Scholastic News is currently holding a nationwide essay competition based around creating change in participants’ local communities.
The contest entails that participants must address a local issue in their community and explain how they would take action. They must choose from positions in their local government: mayor, city council, or state legislature. After choosing one of these positions, participants will use these positions to provide ways that they can take action against this issue.
Some questions that participants are expected to answer are: what local cause or issue has inspired you to take action? Why is this issue important to you? Using your governmental position, how might you rally support to achieve this goal?
7-12 grade students are eligible for this student essay contest, and as said on the website, this contest’s goal is to “[i]nspire students to take civics into the real world by researching and writing a 2- to 3-page persuasive essay about how they can address a community issue by running for office.”

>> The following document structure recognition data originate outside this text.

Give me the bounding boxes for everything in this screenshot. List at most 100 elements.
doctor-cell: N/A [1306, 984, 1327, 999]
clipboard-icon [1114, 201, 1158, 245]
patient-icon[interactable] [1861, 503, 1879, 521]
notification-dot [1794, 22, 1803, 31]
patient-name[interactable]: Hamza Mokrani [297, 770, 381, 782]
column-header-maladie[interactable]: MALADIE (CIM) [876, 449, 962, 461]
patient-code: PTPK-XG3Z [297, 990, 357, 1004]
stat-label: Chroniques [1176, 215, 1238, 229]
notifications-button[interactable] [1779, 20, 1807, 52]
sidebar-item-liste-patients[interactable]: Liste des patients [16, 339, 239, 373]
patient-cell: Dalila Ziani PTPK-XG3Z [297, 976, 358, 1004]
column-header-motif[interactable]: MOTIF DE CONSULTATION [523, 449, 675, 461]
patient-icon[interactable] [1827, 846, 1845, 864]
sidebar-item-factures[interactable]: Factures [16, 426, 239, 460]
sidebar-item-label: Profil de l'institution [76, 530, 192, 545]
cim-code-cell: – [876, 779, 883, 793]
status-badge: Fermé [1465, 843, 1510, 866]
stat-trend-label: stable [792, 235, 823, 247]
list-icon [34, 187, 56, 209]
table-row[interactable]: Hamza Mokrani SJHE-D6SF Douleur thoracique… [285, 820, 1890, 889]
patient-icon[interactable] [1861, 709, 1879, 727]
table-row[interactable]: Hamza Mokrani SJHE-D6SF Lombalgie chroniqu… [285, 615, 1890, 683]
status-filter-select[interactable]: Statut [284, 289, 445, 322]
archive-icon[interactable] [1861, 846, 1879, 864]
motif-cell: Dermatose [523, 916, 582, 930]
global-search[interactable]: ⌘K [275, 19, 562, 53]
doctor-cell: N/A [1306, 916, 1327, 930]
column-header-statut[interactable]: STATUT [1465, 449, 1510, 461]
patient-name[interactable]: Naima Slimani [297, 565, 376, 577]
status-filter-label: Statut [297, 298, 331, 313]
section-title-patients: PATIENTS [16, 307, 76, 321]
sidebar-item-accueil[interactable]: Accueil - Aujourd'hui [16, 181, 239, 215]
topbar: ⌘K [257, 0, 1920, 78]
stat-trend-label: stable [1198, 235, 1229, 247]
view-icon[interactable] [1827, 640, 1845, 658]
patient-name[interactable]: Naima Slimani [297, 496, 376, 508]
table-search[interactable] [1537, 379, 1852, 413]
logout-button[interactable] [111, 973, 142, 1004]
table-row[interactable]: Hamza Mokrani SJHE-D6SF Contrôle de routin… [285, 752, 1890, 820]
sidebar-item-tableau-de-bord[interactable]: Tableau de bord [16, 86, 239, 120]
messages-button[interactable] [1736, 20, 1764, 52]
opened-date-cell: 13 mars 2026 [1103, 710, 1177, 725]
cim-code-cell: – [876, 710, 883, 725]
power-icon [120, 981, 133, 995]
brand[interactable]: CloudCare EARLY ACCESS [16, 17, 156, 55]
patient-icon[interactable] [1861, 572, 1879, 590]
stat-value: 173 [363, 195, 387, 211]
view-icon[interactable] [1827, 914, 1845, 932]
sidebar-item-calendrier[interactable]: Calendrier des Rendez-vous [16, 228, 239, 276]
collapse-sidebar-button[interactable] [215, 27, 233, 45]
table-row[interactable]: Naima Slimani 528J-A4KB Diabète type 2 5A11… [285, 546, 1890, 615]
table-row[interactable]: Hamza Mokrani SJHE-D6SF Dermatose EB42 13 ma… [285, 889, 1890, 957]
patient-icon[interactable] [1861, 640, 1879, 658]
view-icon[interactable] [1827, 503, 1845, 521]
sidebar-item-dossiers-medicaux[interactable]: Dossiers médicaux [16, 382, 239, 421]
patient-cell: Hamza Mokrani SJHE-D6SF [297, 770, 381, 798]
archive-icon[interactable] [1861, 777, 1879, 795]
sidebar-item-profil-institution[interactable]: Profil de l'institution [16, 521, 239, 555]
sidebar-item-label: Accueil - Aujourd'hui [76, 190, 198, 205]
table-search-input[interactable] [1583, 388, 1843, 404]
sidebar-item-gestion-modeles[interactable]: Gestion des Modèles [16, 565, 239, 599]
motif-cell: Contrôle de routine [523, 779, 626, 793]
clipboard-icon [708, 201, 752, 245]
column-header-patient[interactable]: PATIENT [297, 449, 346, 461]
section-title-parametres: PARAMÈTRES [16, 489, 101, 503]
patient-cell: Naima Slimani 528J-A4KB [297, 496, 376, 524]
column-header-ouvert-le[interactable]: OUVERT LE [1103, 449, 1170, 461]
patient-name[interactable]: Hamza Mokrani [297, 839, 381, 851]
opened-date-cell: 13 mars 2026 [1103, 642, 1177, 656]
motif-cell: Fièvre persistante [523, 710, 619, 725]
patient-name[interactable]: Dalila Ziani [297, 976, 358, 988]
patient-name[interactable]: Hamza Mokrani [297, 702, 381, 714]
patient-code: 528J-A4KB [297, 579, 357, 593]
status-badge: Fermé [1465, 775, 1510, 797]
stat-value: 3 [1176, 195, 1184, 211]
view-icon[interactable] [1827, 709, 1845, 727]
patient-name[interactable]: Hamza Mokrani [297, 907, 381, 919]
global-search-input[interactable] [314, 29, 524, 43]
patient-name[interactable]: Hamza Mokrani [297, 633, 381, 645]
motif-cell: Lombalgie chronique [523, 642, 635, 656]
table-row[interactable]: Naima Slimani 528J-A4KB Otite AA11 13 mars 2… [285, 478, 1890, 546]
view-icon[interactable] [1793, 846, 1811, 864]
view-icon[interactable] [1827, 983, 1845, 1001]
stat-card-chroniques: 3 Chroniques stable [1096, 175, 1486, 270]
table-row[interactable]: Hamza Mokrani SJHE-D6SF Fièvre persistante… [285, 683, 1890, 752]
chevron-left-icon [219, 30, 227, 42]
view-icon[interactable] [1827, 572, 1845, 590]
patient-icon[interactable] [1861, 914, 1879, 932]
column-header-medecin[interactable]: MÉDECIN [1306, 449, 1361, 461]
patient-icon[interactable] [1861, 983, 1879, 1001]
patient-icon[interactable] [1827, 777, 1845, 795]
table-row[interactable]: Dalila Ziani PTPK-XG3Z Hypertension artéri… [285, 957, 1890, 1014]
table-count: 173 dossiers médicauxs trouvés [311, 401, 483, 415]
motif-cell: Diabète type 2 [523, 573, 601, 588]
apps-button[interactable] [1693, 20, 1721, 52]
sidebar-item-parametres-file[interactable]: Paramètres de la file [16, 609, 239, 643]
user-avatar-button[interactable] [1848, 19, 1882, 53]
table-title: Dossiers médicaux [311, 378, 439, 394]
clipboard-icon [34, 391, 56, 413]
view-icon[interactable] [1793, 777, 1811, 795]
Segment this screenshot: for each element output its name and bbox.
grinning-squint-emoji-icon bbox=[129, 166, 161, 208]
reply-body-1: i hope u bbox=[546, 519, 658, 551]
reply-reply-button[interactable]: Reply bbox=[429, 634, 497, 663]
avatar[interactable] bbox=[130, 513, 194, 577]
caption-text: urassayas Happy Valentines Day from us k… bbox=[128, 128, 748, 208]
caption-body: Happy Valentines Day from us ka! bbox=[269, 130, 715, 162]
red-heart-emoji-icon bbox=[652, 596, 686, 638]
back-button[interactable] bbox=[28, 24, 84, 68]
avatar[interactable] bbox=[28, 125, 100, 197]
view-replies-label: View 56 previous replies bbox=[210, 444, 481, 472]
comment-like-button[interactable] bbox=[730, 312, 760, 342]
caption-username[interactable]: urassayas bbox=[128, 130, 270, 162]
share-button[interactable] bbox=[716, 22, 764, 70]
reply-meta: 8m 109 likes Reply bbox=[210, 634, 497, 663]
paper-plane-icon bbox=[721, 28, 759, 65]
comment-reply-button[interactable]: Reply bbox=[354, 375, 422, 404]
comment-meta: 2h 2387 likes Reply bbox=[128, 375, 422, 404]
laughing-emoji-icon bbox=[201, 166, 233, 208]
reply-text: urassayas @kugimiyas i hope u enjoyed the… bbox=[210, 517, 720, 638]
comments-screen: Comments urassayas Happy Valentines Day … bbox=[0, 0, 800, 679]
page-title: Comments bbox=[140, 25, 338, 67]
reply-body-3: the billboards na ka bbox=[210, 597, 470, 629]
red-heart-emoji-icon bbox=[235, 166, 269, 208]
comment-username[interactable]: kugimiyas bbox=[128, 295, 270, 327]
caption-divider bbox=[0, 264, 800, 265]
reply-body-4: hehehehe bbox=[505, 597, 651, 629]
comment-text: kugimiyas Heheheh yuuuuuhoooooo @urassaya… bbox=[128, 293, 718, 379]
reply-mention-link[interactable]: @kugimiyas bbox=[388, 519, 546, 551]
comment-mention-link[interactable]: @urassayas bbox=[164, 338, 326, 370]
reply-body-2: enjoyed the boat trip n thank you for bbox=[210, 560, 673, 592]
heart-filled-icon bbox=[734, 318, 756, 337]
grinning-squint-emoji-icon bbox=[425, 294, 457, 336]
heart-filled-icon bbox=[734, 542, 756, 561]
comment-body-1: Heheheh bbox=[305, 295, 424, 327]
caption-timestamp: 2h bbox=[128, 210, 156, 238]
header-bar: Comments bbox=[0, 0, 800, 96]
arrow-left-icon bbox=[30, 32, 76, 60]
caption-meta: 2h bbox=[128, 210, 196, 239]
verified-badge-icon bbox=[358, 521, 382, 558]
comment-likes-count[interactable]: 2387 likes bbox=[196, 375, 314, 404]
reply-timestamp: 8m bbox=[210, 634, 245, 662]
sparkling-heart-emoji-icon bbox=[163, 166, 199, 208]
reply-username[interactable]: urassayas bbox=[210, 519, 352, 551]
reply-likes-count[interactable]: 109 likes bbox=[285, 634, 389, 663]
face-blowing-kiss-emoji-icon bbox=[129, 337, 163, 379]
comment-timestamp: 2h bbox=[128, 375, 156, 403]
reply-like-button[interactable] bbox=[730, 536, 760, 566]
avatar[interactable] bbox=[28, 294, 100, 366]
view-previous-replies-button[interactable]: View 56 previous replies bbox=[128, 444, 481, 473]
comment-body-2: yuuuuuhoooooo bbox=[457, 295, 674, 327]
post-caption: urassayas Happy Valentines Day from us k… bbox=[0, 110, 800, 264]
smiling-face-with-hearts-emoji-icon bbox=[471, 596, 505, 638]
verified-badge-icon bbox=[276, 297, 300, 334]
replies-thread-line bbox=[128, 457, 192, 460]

The essay is graded according to its “Content/Components”, “Persuasiveness”, “Organization/Presentation”, and “Creativity”. There will be three student winners from grades 7–8 and three from grades 9–12 that will each receive a $1,000 grant and a new laptop to empower them as they enact community change. If students were to win this contest, the teachers will also receive a $500 gift that will be used for their classroom.
I personally found out about this essay contest from Mr. Terry, a U.S. and World History teacher, who also runs the United Nations club at our school. He has helped with explaining how our local government generally works, how some issues might correlate with specific positions, and how the format of the essay will be. He mentions that “if you lay something out on paper first, you’ll have a better idea of how to tackle a problem if you’re ready for it”. While the action is theoretical, it will hopefully lead to real change.
The website itself also provides many resources to help students while writing their essays. It inspires students to take action and learn about their own local/state governments. The deadline for this contest is March 29, 2020, and students of Wayne Hills are encouraged to participate. Begin to think about some local issues that you wish you could change; this could be anything from concerns regarding Wayne Hills to problems in New Jersey as a whole.